The spirit of Nobel’s will tells us what he had in mind [about the prize is to reward work in “an ideal direction”]. The contribution must be one which will benefit mankind. But any work of art worthy of the name does this, so does any literary work with a serious purpose, and so far that matter does that which aims at nothing more serious than raising a healthy laugh. The clause in the will has so much to say that it leaves us without a clear message. One of the few cases, however, where it does take on a definite meaning is this year’s winner of the Nobel Prize for Literature: Pablo Neruda. His work benefits mankind precisely because of its direction. It is my impossible task here to indicate this in a few words. To sum up, Neruda is like catching a condor with a butterfly net. Neruda, in a nutshell, is an unreasonable proposition: the kernel bursts the shell.

Nevertheless, one can do something to describe this kernel. What Neruda has achieved in his writing is community with existence. This sounds simple, and is perhaps our most difficult problem. He himself, in one of his New Elemental Odes, has defined it in the formula: harmony with Man and the Earth. The direction in his work, the direction which can so justly be called ideal, is indicated by the path which has brought him to this harmony. (...)

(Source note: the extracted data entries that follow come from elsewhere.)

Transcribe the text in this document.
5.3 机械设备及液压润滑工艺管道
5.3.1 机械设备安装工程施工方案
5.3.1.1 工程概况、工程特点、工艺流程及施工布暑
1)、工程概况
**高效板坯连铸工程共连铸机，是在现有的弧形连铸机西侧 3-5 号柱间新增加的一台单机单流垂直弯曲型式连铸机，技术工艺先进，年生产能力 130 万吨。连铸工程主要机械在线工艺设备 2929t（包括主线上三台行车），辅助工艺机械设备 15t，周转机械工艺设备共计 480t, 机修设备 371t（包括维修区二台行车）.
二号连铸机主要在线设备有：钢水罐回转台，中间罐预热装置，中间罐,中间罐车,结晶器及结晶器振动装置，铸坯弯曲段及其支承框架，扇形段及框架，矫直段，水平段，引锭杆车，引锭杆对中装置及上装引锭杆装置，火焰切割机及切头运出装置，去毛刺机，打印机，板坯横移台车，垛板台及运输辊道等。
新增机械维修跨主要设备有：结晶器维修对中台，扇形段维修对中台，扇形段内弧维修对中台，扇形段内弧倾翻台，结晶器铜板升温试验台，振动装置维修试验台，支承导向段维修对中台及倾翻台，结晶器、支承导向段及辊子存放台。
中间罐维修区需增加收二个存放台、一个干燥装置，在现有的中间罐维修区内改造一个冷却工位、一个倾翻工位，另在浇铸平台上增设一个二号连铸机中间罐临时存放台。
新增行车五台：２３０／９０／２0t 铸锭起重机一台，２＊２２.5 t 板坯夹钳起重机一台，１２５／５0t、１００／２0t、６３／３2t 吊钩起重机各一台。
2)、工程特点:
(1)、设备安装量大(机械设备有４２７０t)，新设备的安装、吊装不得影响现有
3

we shall follow with high expectations this remarkable poetry, which with the overflowing vitality of an awakening continent resembles one of its rivers, growing all the mightier and more majestic the closer it approaches the estuary and the sea.

==Nobel lecture==
Pablo Neruda delivered a Nobel lecture entitled "Towards the Splendid City" on 13 December 1971, in which he raises some great points about the craft of writing poetry and the poet's relation to society. Neruda expressed: "I believe that poetry is an action, ephemeral or solemn, in which there enters as equal partners solitude and solidarity, emotion and action, the nearness to oneself, the nearness to mankind and to the secret manifestations of nature."